Wednesday, March 7, 2018

The Secret History of Vladimir Nabokov

Andrea Pitzer's The Secret History of Vladimir Nabokov isn't quite as fugitive, subtle, or revolutionary as its name suggests.  The book is well-researched, and well-written, and offers readers an excellent overview of many of the political themes that Nabokov directly or indirectly addresses in his large oeuvre. However, the book isn't really offering readers an especially novel interpretation of the author's general perspectives on politics.  In any event, reading Pitzer's treatments of Nabokov's life and major works reminds one of the extraordinary way in which a single life can touched by multiple historical tragedies.
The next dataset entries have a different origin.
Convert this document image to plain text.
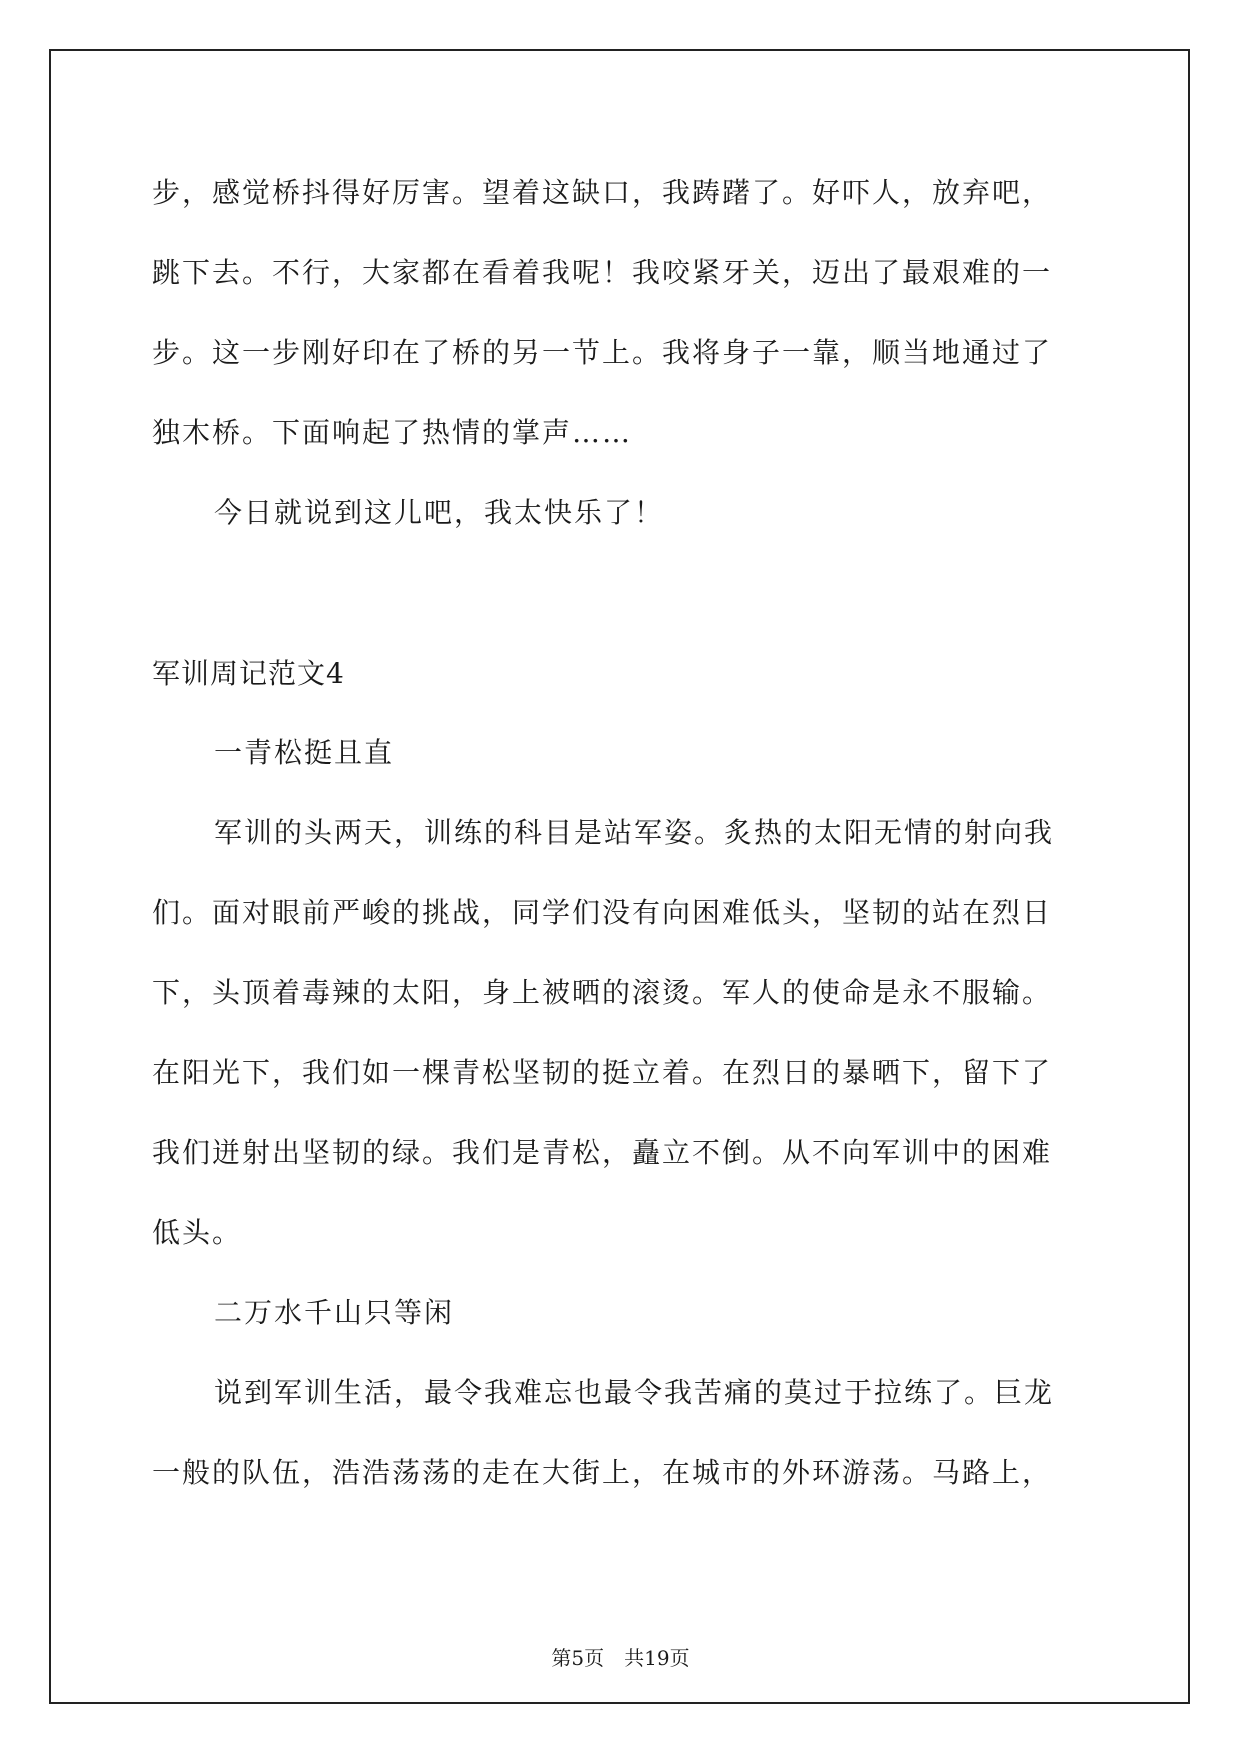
步，感觉桥抖得好厉害。望着这缺口，我踌躇了。好吓人，放弃吧，
跳下去。不行，大家都在看着我呢！我咬紧牙关，迈出了最艰难的一
步。这一步刚好印在了桥的另一节上。我将身子一靠，顺当地通过了
独木桥。下面响起了热情的掌声……
今日就说到这儿吧，我太快乐了！
军训周记范文4
一青松挺且直
军训的头两天，训练的科目是站军姿。炙热的太阳无情的射向我
们。面对眼前严峻的挑战，同学们没有向困难低头，坚韧的站在烈日
下，头顶着毒辣的太阳，身上被晒的滚烫。军人的使命是永不服输。
在阳光下，我们如一棵青松坚韧的挺立着。在烈日的暴晒下，留下了
我们迸射出坚韧的绿。我们是青松，矗立不倒。从不向军训中的困难
低头。
二万水千山只等闲
说到军训生活，最令我难忘也最令我苦痛的莫过于拉练了。巨龙
一般的队伍，浩浩荡荡的走在大街上，在城市的外环游荡。马路上，
第5页　共19页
For Nabokov's life was overturned by the Russian Revolution, and his subsequent exile was disrupted by the rise of fascism in Germany.  In the end, Nabokov and his Jewish wife barely Germany's invasion of France in 1940, but Pitzer notes how his experience with authoritarianism and antisemitism permeated many of his books, including his English-language ones.  By and large, Nabokov chose to remain aloof from politics, but his support for Russian liberalism, and virulent hatred for communism were always well-known.  In fact, Nabokov's growing disgust for Edmund Wilson's socialist sympathies helped to dissolve a long and productive intellectual dialog.  Perhaps the most original aspect of Pitzer's book is to place Nabokov's aesthetic and political life along side those of Solzhenitsyn.  Both writers were of course famous anti-communist Russian exiles who spent time in America and had at least some connection to Switzerland.  However, comparing the two greater writers reminds the reader that only one of them placed his political and moral opinions at the forefront of his literary project. For while Solzhenitsyn wrote about Soviet authoritarianism in The Gulag Archipelago, The Cancer Ward, A Day in the Life of Ivan Denisovich, and various other fictional and nonfictional works, Nabokov attacked his Soviet enemies only obliquely in his novels.  Which author had the greater work on moral and aesthetic history remains to be seen.  Certainly Nabokov he had no business conflating the political with the literary.  But the author dismisses these objections, insisting that Nabokov's worldview is encapsulated in his fiction.  Thus, if Nabokov had a secret history at all, it was primarily a secret he kept from himself.  This may of course explain his vociferous opposition to psychotherapy.